Synopsis

Keywords: New Devices, Ex-Vivo Applications

The ability to continuously prototype and 3D print new containers as well as using an improved transmit coil has led to major improvements in ex-vivo image quality. This has also allowed for a more automated registration process of the MR images to the gross anatomy

Introduction

Since the creation of the 3D printed ex vivo brain enclosure and cutting guide more than 40 brains have been scanned at 7T and registered to the pathology as well as in vivo scans when available. This novel approach to scanning, cutting and registering MRI images to the gross anatomy has proven to be robust and reusable.

Previously this study utilized the 16-channel Tic-Tac-Toe (TTT) Coil [1,2] and since has moved to the newly designed 60-channel single-transmit/32 channel receive TTT Coil [3]. There have also been updates to the container to increase the usable volume inside the container while decreasing the volume it takes up inside the rigid receive coil.

Methods

The updated container, visible in Figure 1.b, makes use of a domed lid design which allows for an overall smaller container base while increasing the usable volume the brain occupies in the container. The container has also been rounded to eliminate all sharp corners and fit easier in the oblong head shaped receive coil. The previous fill port and nozzle connector have been replaced with a watertight screw cap. The larger hole allows for hemisphere volume between the top of the container base and the peak of the domed lid to be filled entirely eliminating the possibility for there to be a layer of air between the lid and agar.

The left hemisphere of the brain is separated from the right and cerebellum and embalmed in 4% PFA until the day of scanning. An agarose mixture of water, 1.5% agarose and 30% sugar by weight is created and heated to a liquid. The brain is placed in the cutting guide and the cutting guide is placed into the base of the container. Agarose is poured into the container and around the brain carefully ensuring minimal air bubbles are left in the sulci of the brain and ventricles. The lid is then attached, more agarose is added until the container is filled, and the screw cap is secured. The container is wrapped in a plastic bag prior to scanning as an added security measure protecting the coil from the possibility of liquids damaging the coil and providing a barrier between the human tissue/PFA and coil.

The container is then placed into the coil as shown in Figure 1.c, note that it is rotated slightly for improved B1+. The first MR images acquired is a B1+ map using a Turbo-FLASH sequence with TR/TE = 2000/1.16ms; TA = 12min; flip angle from 0° to 90° in 18° increments; and 3.2mm isotropic resolution. Next is an Mp2rage with TA = 32min; TR/TE = 6000/4.1ms; Flip Angle = 6 and 7 degrees; TI1 = 514; TI2 = 2020ms; and 0.4mm isotropic resolution. A GRE is then acquired with TA = 59min TR = 40ms; TE1 = 8ms; TE2 = 15ms; TE3 = 21ms; and .37mm isotropic resolution. A T2-SPACE is acquired with TA = 1hr 38min TR/TE = 3400/363ms; and .36mm isotropic resolution. When transitioning to the 60-channel coil the voltage for the T2-SPACE voltage was scaled proportionally for the higher B₁⁺ field intensity, the new coil provides

Results

In Figure 2.a b and c are the 60-Channel T2-SPACE, GRE, and MP2RAGE respectfully. The quality of these images can be compared to those in Figure 3.a b and c from the 16-channel coil MP2RAGE and GRE respectively.
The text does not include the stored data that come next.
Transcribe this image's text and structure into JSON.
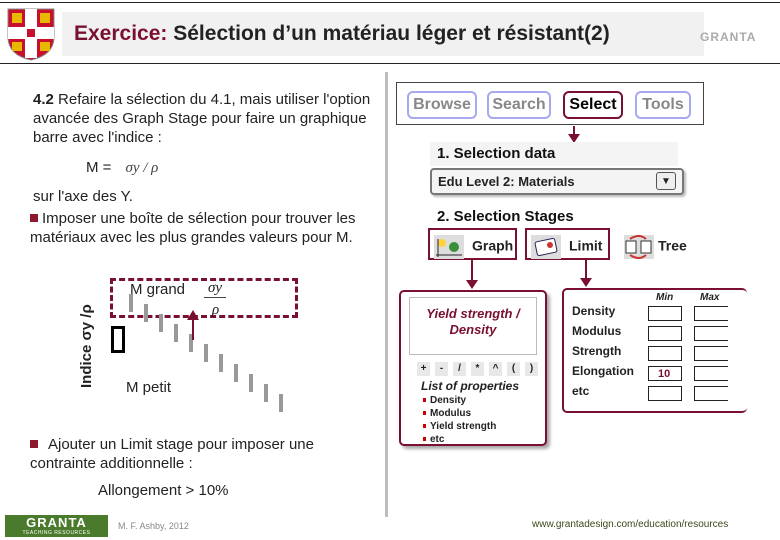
{
  "header": {
    "title_prefix": "Exercice:",
    "title_rest": " Sélection d’un matériau léger et résistant(2)",
    "logo_right": "GRANTA"
  },
  "left": {
    "intro_num": "4.2",
    "intro_text": " Refaire la sélection du 4.1, mais utiliser l'option avancée des Graph Stage pour faire un graphique barre avec l'indice :",
    "formula_lhs": "M =",
    "formula_rhs": "σy / ρ",
    "axis_text": "sur l'axe des Y.",
    "bullet1": "Imposer une boîte de sélection pour trouver les matériaux avec les plus grandes valeurs pour M.",
    "chart": {
      "y_label": "Indice σy /ρ",
      "m_grand": "M grand",
      "m_petit": "M petit",
      "fraction_num": "σy",
      "fraction_den": "ρ"
    },
    "bullet2": "Ajouter un Limit stage pour imposer une contrainte additionnelle :",
    "constraint": "Allongement > 10%"
  },
  "app": {
    "tabs": [
      {
        "label": "Browse",
        "selected": false
      },
      {
        "label": "Search",
        "selected": false
      },
      {
        "label": "Select",
        "selected": true
      },
      {
        "label": "Tools",
        "selected": false
      }
    ],
    "selection_data_title": "1. Selection data",
    "selection_data_value": "Edu Level 2: Materials",
    "stages_title": "2. Selection Stages",
    "stages": [
      {
        "label": "Graph",
        "icon": "graph-icon"
      },
      {
        "label": "Limit",
        "icon": "limit-icon"
      },
      {
        "label": "Tree",
        "icon": "tree-icon"
      }
    ],
    "graph_panel": {
      "expression": "Yield strength / Density",
      "operators": [
        "+",
        "-",
        "/",
        "*",
        "^",
        "(",
        ")"
      ],
      "props_title": "List of properties",
      "properties": [
        "Density",
        "Modulus",
        "Yield strength",
        "etc"
      ]
    },
    "limit_panel": {
      "min_label": "Min",
      "max_label": "Max",
      "rows": [
        {
          "label": "Density",
          "min": "",
          "max": ""
        },
        {
          "label": "Modulus",
          "min": "",
          "max": ""
        },
        {
          "label": "Strength",
          "min": "",
          "max": ""
        },
        {
          "label": "Elongation",
          "min": "10",
          "max": ""
        },
        {
          "label": "etc",
          "min": "",
          "max": ""
        }
      ]
    }
  },
  "footer": {
    "logo": "GRANTA",
    "logo_sub": "TEACHING RESOURCES",
    "author": "M. F. Ashby, 2012",
    "url": "www.grantadesign.com/education/resources"
  }
}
The image registration process has been automated making use of a photograph provided from the pathologist of cutting locations in order to compute structural similarity index and applying a position gate to guarantee alignment of edge cases. The registered MR images to gross anatomy are visible in Figure 3 and are a near perfect match at all locations. The image quality from the 16-channel to 60-channel TTT coil can be seen in Figure 4. Masks of two separate brains were created and used to analyze the B1+ only where the brain occupies space within the container and are visible in Figure 4.

Discussion

A major benefit our method provides is that the brain is scanned intact with minimal deformations using agarose as a medium to suspend the tissues [4]. This replicated in vivo condition also allows the pathologist to review the images prior to cutting. After deciding where to cut, the design of the cutting guide also provides the pathologist with the freedom to cut at any location with a variety of angles through any singular location.

The slightly smaller container size allows for more flexibility when positioning the container in the rigid receive coil. This is important because the 60-channel TTT coil is tuned for a human head.

Conclusion

The improved container shape and lid has resulted in significant improvements, specifically minimizing the manual labor by the pathologist as well as image quality improvement by reducing air bubbles during embedding. The use of the 60-channel single-transmit TTT Coil has also improved the image quality.

Future work may include slightly altering the container shape further to make it smaller still and refining the agarose doping concentrations to mimic the dielectric properties of the human head to achieve better homogeneity as seen in vivo [3].

Acknowledgements

This work was supported by the National Institutes of Health under award numbers R01MH111265, R01AG063525, T32MH119168, and U19AG068054.